Ezeala : « Je voulais reprendre tout de suite ! »


Après ce traumatisme, le joueur de 18 ans a dû freiner ses ardeurs, l'insouciance de sa jeunesse a ainsi fait face au désormais célèbre protocole médical. « Honnêtement, après le KO, je me sentais super bien quatre ou cinq jours après. Ce que je voulais, moi, c'était reprendre tout de suite ! Je pensais qu'au bout de deux semaines au maximum, je serais sur les terrains, assure Samuel Ezeala. Mais les médecins de l'ASM m'ont fait comprendre qu'après ce qu'il m'était arrivé, il ne fallait prendre absolument aucun risque. C'est pourquoi ils m'ont prescrit un repos total de trois mois. » Une attente ressemblant à une éternité pour le Clermontois, qui a relaté les étapes de son retour sur les terrains de rugby. « J'ai d'abord eu une semaine de repos complet, où je n'allais même pas en cours, ajoute-t-il. La deuxième semaine, j'ai pu y retourner, avec la consigne de rentrer chez moi en cas de problème de vue, de concentration, etc. Ensuite, la reprise sportive a été très progressive. »

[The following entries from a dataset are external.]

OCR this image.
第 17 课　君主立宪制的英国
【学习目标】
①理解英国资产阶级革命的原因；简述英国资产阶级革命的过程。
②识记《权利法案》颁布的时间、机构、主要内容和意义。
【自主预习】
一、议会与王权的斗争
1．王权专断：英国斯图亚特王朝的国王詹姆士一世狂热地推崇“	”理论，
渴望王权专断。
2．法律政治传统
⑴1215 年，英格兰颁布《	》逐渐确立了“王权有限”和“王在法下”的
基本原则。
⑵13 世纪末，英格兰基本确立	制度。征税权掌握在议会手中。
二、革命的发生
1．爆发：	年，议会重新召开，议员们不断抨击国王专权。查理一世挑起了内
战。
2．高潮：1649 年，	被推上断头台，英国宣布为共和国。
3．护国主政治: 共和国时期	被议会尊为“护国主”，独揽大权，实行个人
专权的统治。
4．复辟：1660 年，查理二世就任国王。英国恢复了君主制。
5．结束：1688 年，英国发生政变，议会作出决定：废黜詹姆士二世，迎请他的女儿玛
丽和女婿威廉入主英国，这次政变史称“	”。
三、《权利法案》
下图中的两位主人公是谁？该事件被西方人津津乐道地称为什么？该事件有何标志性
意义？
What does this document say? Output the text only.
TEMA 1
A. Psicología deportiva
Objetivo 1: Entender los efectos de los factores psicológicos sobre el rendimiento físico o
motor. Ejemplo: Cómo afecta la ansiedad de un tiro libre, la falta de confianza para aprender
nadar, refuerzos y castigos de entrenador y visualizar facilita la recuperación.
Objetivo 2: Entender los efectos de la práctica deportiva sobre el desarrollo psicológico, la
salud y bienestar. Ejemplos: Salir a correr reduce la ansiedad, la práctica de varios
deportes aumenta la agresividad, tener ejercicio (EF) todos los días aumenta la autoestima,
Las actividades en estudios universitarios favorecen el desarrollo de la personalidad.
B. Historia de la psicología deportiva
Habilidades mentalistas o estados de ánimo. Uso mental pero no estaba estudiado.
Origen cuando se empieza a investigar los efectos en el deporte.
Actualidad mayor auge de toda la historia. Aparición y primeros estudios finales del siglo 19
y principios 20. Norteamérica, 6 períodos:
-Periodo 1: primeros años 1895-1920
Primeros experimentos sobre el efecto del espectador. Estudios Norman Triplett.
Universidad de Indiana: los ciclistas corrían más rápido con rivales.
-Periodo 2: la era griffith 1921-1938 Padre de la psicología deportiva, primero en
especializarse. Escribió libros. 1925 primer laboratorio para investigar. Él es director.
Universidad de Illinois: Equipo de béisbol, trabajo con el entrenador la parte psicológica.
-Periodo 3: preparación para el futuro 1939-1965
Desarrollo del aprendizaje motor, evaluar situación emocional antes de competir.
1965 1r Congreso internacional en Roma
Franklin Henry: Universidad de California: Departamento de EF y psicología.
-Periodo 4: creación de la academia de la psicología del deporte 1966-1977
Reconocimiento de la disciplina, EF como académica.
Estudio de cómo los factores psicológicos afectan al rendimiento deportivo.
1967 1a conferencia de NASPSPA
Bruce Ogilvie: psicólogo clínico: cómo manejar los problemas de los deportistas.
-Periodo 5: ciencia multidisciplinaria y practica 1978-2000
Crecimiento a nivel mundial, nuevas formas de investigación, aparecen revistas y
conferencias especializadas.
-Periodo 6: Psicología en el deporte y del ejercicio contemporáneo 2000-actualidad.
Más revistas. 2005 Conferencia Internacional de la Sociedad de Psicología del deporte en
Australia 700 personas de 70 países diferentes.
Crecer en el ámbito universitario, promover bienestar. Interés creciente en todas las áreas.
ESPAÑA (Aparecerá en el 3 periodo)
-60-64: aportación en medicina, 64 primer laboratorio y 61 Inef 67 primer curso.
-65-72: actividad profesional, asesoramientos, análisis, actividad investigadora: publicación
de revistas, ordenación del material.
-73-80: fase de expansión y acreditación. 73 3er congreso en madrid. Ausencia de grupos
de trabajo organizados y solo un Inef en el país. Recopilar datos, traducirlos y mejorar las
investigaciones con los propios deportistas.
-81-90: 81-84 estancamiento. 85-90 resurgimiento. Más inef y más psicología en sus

Symbole malgré lui de la nouvelle prévention


Alors que les instances françaises sont en pleine phase de communication pour appuyer la prévention des commotions cérébrales, en atteste la récente instauration du carton bleu sur les pelouses de Top 14 et de Pro D2, l'ailier de l'ASM ne veut pas être pris comme exemple. « Je ne veux pas être un symbole. En tout cas, j'espère ne pas le rester, assure le jeune joueur. C'est vrai que, si je peux m'exprimer ainsi, ma commotion était la commotion parfaite, et je comprends qu'elle ait marqué les esprits. Mais les accidents, les commotions, ce sont malheureusement des choses qui arrivent ». Néanmoins, le tout récent champion de France espoirs a tenu à rappeler que ces incidents pouvaient être évités à l'aide d'une certaine rigueur. « Durant cette intersaison, nous travaillons beaucoup pour éviter le plus possible ce genre d'accidents, assure Samuel Ezeala. Cela passe par de la technique de plaquage, du renforcement au niveau des cervicales. On fait tout ce qui est possible en matière de prévention ». Des paroles dignes d'un porte-parole de la prévention, un rôle que l'Auvergnat n'espère toutefois pas endosser durant toute sa carrière.